Пьер после сватовства князя Андрея и Наташи, без всякой очевидной причины, вдруг почувствовал невозможность продолжать прежнюю жизнь. Как ни твердо он был убежден в истинах, открытых ему его благодетелем, как ни радостно ему было то первое время увлечения внутренней работой самосовершенствования, которой он предался с таким жаром, после помолвки князя Андрея с Наташей и после смерти Иосифа Алексеевича, о которой он получил известие почти в то же время, – вся прелесть этой прежней жизни вдруг пропала для него. Остался один остов жизни: его дом с блестящею женой, пользовавшеюся теперь милостями одного важного лица, знакомство со всем Петербургом и служба с скучными формальностями. И эта прежняя жизнь вдруг с неожиданной мерзостью представилась Пьеру. Он перестал писать свой дневник, избегал общества братьев, стал опять ездить в клуб, стал опять много пить, опять сблизился с холостыми компаниями и начал вести такую жизнь, что графиня Елена Васильевна сочла нужным сделать ему строгое замечание. Пьер почувствовав, что она была права, и чтобы не компрометировать свою жену, уехал в Москву.
В Москве, как только он въехал в свой огромный дом с засохшими и засыхающими княжнами, с громадной дворней, как только он увидал – проехав по городу – эту Иверскую часовню с бесчисленными огнями свеч перед золотыми ризами, эту Кремлевскую площадь с незаезженным снегом, этих извозчиков и лачужки Сивцева Вражка, увидал стариков московских, ничего не желающих и никуда не спеша доживающих свой век, увидал старушек, московских барынь, московские балы и Московский Английский клуб, – он почувствовал себя дома, в тихом пристанище. Ему стало в Москве покойно, тепло, привычно и грязно, как в старом халате.
Московское общество всё, начиная от старух до детей, как своего давно жданного гостя, которого место всегда было готово и не занято, – приняло Пьера. Для московского света, Пьер был самым милым, добрым, умным веселым, великодушным чудаком, рассеянным и душевным, русским, старого покроя, барином. Кошелек его всегда был пуст, потому что открыт для всех.
Бенефисы, дурные картины, статуи, благотворительные общества, цыгане, школы, подписные обеды, кутежи, масоны, церкви, книги – никто и ничто не получало отказа, и ежели бы не два его друга, занявшие у него много денег и взявшие его под свою опеку, он бы всё роздал. В клубе не было ни обеда, ни вечера без него. Как только он приваливался на свое место на диване после двух бутылок Марго, его окружали, и завязывались толки, споры, шутки. Где ссорились, он – одной своей доброй улыбкой и кстати сказанной шуткой, мирил. Масонские столовые ложи были скучны и вялы, ежели его не было.

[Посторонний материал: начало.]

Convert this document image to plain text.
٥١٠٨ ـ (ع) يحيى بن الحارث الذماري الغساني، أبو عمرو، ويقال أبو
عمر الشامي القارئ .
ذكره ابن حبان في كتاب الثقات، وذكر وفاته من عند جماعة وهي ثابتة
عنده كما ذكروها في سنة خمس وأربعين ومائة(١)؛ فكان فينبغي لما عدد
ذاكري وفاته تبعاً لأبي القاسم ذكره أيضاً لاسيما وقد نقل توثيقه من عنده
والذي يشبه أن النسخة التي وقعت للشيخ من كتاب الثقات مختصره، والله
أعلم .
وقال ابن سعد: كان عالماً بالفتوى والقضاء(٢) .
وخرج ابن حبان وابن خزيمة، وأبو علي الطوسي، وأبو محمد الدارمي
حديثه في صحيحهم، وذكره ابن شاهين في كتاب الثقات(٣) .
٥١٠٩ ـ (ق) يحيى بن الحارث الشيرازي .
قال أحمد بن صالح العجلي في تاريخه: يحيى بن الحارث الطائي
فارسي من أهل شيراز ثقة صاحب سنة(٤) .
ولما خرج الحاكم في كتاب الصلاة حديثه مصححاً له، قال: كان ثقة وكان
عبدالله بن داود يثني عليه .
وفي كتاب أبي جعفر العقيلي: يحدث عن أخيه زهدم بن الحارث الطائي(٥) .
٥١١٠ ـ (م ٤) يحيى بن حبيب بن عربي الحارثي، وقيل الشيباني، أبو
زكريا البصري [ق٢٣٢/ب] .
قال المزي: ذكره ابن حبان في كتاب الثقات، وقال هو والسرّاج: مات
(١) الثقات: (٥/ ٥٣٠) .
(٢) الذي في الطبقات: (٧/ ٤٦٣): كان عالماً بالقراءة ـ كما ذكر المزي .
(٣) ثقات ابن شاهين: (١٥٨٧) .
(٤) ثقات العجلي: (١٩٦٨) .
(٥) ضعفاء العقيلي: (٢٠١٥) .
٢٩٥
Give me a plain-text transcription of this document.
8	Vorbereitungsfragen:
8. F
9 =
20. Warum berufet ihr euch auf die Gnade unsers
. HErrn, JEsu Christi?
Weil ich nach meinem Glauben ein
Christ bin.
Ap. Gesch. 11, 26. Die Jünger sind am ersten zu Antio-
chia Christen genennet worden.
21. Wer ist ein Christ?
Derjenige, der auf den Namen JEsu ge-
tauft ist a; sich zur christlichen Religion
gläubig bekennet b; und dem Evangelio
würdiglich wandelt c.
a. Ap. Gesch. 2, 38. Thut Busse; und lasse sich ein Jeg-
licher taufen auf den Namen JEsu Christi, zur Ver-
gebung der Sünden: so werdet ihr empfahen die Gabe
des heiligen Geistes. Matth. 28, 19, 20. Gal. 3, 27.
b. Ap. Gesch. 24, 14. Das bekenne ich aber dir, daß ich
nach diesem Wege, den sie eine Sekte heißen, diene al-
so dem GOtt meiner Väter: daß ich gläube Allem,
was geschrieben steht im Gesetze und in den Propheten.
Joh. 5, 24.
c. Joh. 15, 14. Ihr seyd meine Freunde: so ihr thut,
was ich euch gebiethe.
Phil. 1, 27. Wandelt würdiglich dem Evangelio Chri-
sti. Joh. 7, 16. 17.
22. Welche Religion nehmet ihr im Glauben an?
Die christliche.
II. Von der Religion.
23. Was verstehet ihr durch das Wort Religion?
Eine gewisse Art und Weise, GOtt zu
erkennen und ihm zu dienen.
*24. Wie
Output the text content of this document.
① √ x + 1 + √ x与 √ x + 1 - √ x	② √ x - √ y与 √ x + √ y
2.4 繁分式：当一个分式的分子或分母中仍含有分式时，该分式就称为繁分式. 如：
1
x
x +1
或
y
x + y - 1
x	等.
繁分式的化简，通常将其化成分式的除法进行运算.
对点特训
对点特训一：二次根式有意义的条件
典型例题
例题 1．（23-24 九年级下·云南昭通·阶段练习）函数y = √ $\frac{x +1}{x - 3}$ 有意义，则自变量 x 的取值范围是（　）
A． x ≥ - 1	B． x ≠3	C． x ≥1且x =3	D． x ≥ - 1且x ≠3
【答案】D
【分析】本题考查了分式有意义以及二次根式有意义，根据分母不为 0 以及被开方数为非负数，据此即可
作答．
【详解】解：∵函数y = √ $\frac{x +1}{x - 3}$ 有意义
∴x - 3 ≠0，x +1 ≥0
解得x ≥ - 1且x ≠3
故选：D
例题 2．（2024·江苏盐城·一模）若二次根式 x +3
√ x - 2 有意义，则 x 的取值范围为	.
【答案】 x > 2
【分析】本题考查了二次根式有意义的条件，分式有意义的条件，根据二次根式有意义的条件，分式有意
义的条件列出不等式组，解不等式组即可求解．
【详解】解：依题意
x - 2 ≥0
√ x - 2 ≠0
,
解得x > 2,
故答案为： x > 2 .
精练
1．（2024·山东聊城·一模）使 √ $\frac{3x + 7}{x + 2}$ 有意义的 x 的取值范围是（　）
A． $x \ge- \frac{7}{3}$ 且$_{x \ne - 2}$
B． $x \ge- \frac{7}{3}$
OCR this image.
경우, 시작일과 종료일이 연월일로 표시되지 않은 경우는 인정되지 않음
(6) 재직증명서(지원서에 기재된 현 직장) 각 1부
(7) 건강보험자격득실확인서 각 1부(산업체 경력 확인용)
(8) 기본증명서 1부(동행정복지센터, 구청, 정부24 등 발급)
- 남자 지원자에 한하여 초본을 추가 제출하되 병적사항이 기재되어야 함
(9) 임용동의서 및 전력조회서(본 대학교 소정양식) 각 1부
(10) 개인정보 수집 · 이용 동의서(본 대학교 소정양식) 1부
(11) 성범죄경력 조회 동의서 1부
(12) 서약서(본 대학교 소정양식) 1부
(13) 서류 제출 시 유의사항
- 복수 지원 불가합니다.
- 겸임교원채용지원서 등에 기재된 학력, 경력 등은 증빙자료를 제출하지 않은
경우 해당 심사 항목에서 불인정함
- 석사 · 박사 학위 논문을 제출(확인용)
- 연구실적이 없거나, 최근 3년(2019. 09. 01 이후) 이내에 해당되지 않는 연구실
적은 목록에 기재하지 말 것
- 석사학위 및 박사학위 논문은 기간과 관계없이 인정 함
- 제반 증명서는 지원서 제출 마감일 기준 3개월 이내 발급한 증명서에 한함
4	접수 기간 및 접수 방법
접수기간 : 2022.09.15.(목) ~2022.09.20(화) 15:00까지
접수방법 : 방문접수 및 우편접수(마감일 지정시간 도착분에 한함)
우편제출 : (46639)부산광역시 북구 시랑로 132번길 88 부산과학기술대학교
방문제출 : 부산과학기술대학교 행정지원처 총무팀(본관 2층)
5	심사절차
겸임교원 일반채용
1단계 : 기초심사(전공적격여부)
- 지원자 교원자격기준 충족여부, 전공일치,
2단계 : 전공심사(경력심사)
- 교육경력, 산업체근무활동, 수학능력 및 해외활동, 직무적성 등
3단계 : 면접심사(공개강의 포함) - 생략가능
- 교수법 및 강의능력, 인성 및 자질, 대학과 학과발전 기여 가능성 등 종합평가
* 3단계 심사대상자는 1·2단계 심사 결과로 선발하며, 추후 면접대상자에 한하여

Когда после холостого ужина он, с доброй и сладкой улыбкой, сдаваясь на просьбы веселой компании, поднимался, чтобы ехать с ними, между молодежью раздавались радостные, торжественные крики. На балах он танцовал, если не доставало кавалера. Молодые дамы и барышни любили его за то, что он, не ухаживая ни за кем, был со всеми одинаково любезен, особенно после ужина. «Il est charmant, il n'a pas de seхе», [Он очень мил, но не имеет пола,] говорили про него.
Пьер был тем отставным добродушно доживающим свой век в Москве камергером, каких были сотни.
Как бы он ужаснулся, ежели бы семь лет тому назад, когда он только приехал из за границы, кто нибудь сказал бы ему, что ему ничего не нужно искать и выдумывать, что его колея давно пробита, определена предвечно, и что, как он ни вертись, он будет тем, чем были все в его положении. Он не мог бы поверить этому! Разве не он всей душой желал, то произвести республику в России, то самому быть Наполеоном, то философом, то тактиком, победителем Наполеона? Разве не он видел возможность и страстно желал переродить порочный род человеческий и самого себя довести до высшей степени совершенства? Разве не он учреждал и школы и больницы и отпускал своих крестьян на волю?
А вместо всего этого, вот он, богатый муж неверной жены, камергер в отставке, любящий покушать, выпить и расстегнувшись побранить легко правительство, член Московского Английского клуба и всеми любимый член московского общества. Он долго не мог помириться с той мыслью, что он есть тот самый отставной московский камергер, тип которого он так глубоко презирал семь лет тому назад.
Иногда он утешал себя мыслями, что это только так, покамест, он ведет эту жизнь; но потом его ужасала другая мысль, что так, покамест, уже сколько людей входили, как он, со всеми зубами и волосами в эту жизнь и в этот клуб и выходили оттуда без одного зуба и волоса.
В минуты гордости, когда он думал о своем положении, ему казалось, что он совсем другой, особенный от тех отставных камергеров, которых он презирал прежде, что те были пошлые и глупые, довольные и успокоенные своим положением, «а я и теперь всё недоволен, всё мне хочется сделать что то для человечества», – говорил он себе в минуты гордости. «А может быть и все те мои товарищи, точно так же, как и я, бились, искали какой то новой, своей дороги в жизни, и так же как и я силой обстановки, общества, породы, той стихийной силой, против которой не властен человек, были приведены туда же, куда и я», говорил он себе в минуты скромности, и поживши в Москве несколько времени, он не презирал уже, а начинал любить, уважать и жалеть, так же как и себя, своих по судьбе товарищей.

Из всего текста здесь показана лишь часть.